“Hers some wotor four you”
By Rev. Jordan B. Davis (M.Div.‘14)
Congregational Corner
I was recently reminded of a sign that I once saw at a church I visited. Hanging above the coffee machine, which I assume was set up as a welcoming gesture to all who gathered in this space, I read a handwritten note –
“It was turned off. Who turned it on? There is no one to make coffee and look after it Monday through Saturday and it can’t be left on with no one around. There is an elder checking the church every day, many times a day. Sometimes she stays several hours. If not, she checks it several times.”
My heart sank as I read this note and wondered if I should even be making a cup of coffee at all? As a visiting pastor, I began thinking about all that this said about the congregation with the grieving currently filling the space and the healing that needed to take place. As a visitor, I wanted to run far away and never return. If this is the note that is left when a coffee machine is left on, what would happen if I (or someone else) did something worse?
Later that morning, I preached on the text of Moses drawing water from the rock (Exodus 17: 1-7). In an effort to make a point, I placed bottles of water throughout the sanctuary. The children’s sermon drew attention to a dirty bottle of water that I had in the pulpit with me, and my need for a clean bottle due to a cold. I asked if anyone had any water to share and after several seconds one person held up their bottle. I made the point that everyone had a bottle to share just as we all have gifts to share. Later in the sermon, I expanded on this idea and knowing the story of this congregation’s grief, I encouraged each person in the congregation to take a bottle of water with them and share it with someone else. “We have the water, the life source that we need. We find it in the gifts of each person here… we have the gifts that nourish this congregation and keep it moving forward… by offering up our bottle of water. No one expected to see those in the pews today, you may not know what gifts are in your life today. But you have them and you can offer them… today, let us step out together in faith and take action.”
I was sure that this would work, that this grieving congregation I had formed a relationship with would begin their healing process now (because every pastor is sure that this sermon will be the word that is needed and finally heard by their congregation!).
Much to my own grief and much like the sign un-welcoming any visitor from making coffee, the bottles remained in the pews. With tears in my eyes, I collected 39 of the 42 bottles. Confused and heartbroken, I started packing up my stuff and said a prayer that somehow this congregation would find a way to stand together and answer their call to ministry. As I took a deep breath, a six-year-old came up to me and handed me a note and a bottle of water – “God is grat. You are grat. Hers some wotor four you Jordin.”

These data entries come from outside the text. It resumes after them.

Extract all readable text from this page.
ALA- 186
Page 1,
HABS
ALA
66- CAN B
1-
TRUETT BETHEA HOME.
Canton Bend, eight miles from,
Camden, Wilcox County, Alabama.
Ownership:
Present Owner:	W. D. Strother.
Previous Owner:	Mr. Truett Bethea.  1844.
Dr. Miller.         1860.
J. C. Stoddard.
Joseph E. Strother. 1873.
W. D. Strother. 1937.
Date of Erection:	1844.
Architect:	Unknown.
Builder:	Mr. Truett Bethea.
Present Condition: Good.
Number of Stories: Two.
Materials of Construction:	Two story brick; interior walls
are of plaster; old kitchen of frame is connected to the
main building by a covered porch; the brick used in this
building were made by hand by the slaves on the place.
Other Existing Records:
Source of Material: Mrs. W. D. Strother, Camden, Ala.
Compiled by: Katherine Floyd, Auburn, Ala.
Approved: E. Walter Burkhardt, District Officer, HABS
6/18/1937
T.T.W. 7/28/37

The child got it. The adults didn’t, but the child did. Isn’t that the case in so many situations? The adults are so worried about the best way to do things, we never actually do them. Meanwhile, the children are handing out the bottles of water and showing the visitors the secrets of the church. The children are asking the questions that the adults are afraid to answer in case they say something wrong. The children are seeing the pain and grief, the violence and exclusion, the snowballing effect of one ignored event or action after another and they are the ones leading the way to change.

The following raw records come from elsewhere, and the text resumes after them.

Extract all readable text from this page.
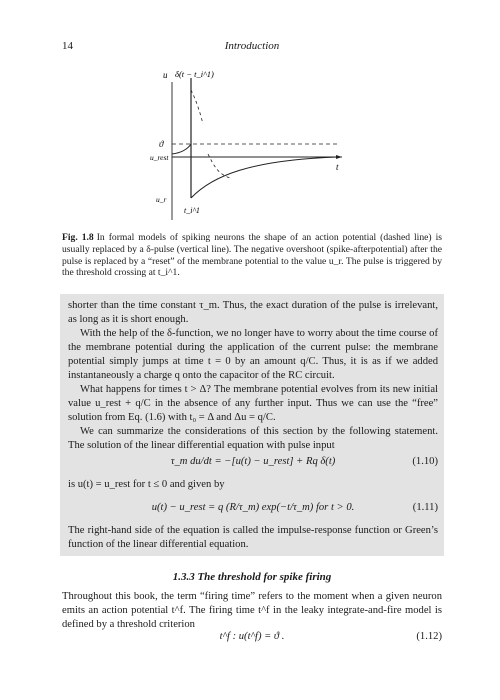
14	Introduction
u δ(t − t_i^1)
t
ϑ
u_rest
u_r
t_i^1
Fig. 1.8 In formal models of spiking neurons the shape of an action potential (dashed line) is usually replaced by a δ-pulse (vertical line). The negative overshoot (spike-afterpotential) after the pulse is replaced by a “reset” of the membrane potential to the value u_r. The pulse is triggered by the threshold crossing at t_i^1.
shorter than the time constant τ_m. Thus, the exact duration of the pulse is irrelevant, as long as it is short enough.
With the help of the δ-function, we no longer have to worry about the time course of the membrane potential during the application of the current pulse: the membrane potential simply jumps at time t = 0 by an amount q/C. Thus, it is as if we added instantaneously a charge q onto the capacitor of the RC circuit.
What happens for times t > Δ? The membrane potential evolves from its new initial value u_rest + q/C in the absence of any further input. Thus we can use the “free” solution from Eq. (1.6) with t₀ = Δ and Δu = q/C.
We can summarize the considerations of this section by the following statement. The solution of the linear differential equation with pulse input
τ_m du/dt = −[u(t) − u_rest] + Rq δ(t)	(1.10)
is u(t) = u_rest for t ≤ 0 and given by
u(t) − u_rest = q (R/τ_m) exp(−t/τ_m) for t > 0.	(1.11)
The right-hand side of the equation is called the impulse-response function or Green’s function of the linear differential equation.
1.3.3 The threshold for spike firing
Throughout this book, the term “firing time” refers to the moment when a given neuron emits an action potential t^f. The firing time t^f in the leaky integrate-and-fire model is defined by a threshold criterion
t^f : u(t^f) = ϑ .	(1.12)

They are children though and they don’t know any better.
I wonder what the sign over the coffee machine would have said if a child wrote it. I like to think it would have said something like, “The machine is on in case you are thirsty. Just take the little cup of coffee and put it in. Hit the big button and it will do the rest. Then you can come play with me!”
What if we were to think and act more like children?
Grief would last until someone kissed us, everyone would have water (or coffee), we would all be friends and the world would be a much less violent place.
“11 When I was a child, I used to speak like a child, reason like a child, think like a child. But now that I have become a man, I’ve put an end to childish things. 12 Now we see a reflection in a mirror; then we will see face-to-face.”
(1 Corinthians 13: 11-12a)
I pray that we all might see the world through a child’s eyes once again and bring back those childish things we have hidden deep within. If we truly believe the claim that the children are the future of our church, let us strive to live and act as they do as we open the doors for them to be the present church…
… it just might be as simple as handing someone a bottle of water.
Alumna Jordan B. Davis is transitional associate pastor at Kirk of Kildaire Presbyterian Church in Cary, North Carolina, and editor of Congregational Corner.